As of August 29, the FAA’s new rules permitting commercial operation of small unmanned aircraft systems (UAS, also known as “drones”) have taken effect. (And, just in time, the FAA has announced that the Office of Management and Budget has signed off on the “information collections” created by those rules, thereby eliminating any Paperwork Reduction Act concerns.) Previously, small UAS could be operated commercially only pursuant to what were known as “333 exemptions”. As we reported a couple of months ago, the FAA has now added a new Part 107 to its rules that obviates the need for such exemptions, so long as specific flying requirements are followed. Before you launch your UAS into the wild blue yonder, though, be sure to familiarize yourself with those requirements, which impose limits on a number of operational aspects: how, where and when your UAS can be flown, what it can transport, how it is to be registered, etc.

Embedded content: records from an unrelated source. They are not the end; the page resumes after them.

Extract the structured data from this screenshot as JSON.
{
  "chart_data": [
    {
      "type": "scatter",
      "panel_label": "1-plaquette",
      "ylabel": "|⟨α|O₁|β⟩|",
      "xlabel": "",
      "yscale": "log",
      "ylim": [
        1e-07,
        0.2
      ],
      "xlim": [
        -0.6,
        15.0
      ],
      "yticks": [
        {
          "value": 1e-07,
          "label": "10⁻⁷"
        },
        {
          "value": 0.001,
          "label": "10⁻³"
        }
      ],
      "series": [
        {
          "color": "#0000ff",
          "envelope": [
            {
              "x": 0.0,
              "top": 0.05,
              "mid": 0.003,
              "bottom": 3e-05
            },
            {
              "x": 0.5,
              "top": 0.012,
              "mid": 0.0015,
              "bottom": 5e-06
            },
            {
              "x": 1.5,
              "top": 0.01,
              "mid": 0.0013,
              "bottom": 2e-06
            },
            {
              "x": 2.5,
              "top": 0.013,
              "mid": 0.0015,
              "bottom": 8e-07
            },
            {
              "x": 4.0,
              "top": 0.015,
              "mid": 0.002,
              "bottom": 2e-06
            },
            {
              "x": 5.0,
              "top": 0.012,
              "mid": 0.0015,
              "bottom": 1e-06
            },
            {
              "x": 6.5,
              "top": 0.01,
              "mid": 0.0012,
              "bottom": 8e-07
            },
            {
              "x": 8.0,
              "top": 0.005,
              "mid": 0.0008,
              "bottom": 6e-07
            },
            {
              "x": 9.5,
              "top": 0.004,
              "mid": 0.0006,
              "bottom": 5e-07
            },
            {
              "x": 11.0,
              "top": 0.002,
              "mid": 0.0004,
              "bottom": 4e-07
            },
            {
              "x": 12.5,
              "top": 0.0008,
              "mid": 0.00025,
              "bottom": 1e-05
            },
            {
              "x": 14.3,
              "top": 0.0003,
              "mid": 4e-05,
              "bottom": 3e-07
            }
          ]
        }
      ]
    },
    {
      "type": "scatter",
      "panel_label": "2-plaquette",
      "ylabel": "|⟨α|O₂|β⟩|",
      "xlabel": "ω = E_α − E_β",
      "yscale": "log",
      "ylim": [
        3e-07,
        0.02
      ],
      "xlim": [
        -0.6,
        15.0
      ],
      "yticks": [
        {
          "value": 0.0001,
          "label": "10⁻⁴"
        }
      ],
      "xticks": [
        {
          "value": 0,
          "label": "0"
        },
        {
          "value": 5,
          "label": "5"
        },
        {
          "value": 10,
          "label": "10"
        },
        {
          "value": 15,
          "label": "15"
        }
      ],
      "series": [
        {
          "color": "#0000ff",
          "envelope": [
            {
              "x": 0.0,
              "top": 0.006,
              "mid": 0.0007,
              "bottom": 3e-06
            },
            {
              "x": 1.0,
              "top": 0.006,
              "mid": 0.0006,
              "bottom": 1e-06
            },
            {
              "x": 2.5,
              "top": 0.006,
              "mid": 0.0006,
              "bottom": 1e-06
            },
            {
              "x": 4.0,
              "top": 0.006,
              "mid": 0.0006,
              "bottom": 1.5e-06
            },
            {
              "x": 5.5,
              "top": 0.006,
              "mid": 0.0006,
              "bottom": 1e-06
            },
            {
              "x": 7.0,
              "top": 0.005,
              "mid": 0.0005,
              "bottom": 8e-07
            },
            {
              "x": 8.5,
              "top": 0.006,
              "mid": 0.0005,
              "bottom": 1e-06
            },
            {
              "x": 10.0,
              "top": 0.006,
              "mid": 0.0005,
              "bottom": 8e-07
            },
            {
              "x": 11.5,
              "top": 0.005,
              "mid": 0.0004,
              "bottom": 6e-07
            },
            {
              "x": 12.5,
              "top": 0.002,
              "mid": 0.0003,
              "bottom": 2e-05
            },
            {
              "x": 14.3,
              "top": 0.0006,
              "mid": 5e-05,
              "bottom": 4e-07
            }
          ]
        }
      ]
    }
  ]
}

And don’t forget, you’ll be needing an authorized pilot – technically, a “remote pilot in command” (remote PIC) holding a “remote pilot certificate with a small UAS rating” – at the controls. Individuals already holding a Part 61 pilot certificate have a relatively easy path to their remote pilot certification: they just take the online “Part 107 sUAS Course” available at the FAA’s website and, having successfully completed the course, apply for the remote certification. Would-be remote PICs who don’t already have a Part 61 certificate face a more rigorous and time-consuming process which includes threshold background checks and a mandatory initial aeronautical knowledge test administered at an FAA-approved knowledge testing center. If you’re looking to get your UAS airborne as quickly as possible, using a Part 61-certified pilot willing to take the Part 107 course is probably your best bet.

While Part 107 operation has now largely replaced the need for 333 exemptions, the FAA is still facing a backlog of applications for 333 exemptions that were in the pipeline before the new Part 107 rules were adopted. We understand that the FAA is triaging applications in the backlog, with plans to dismiss those proposing operations permissible under the new rules. Pending applications proposing operations beyond the scope of Part 107 will continue to be processed.

And coming up on the horizon: a new set of rules to provide more guidance and flexibility on UAS flights over people. The FAA reportedly aims to complete this next year.

Finally, a word to the wise. We hear that the FAA has been training both field staff and local law enforcement on the new rules. While the precise penalties for violations have not been spelled out, the FAA does have authority to assess civil penalties up to $27,500 – which provides plenty of incentive to fly lawfully out there!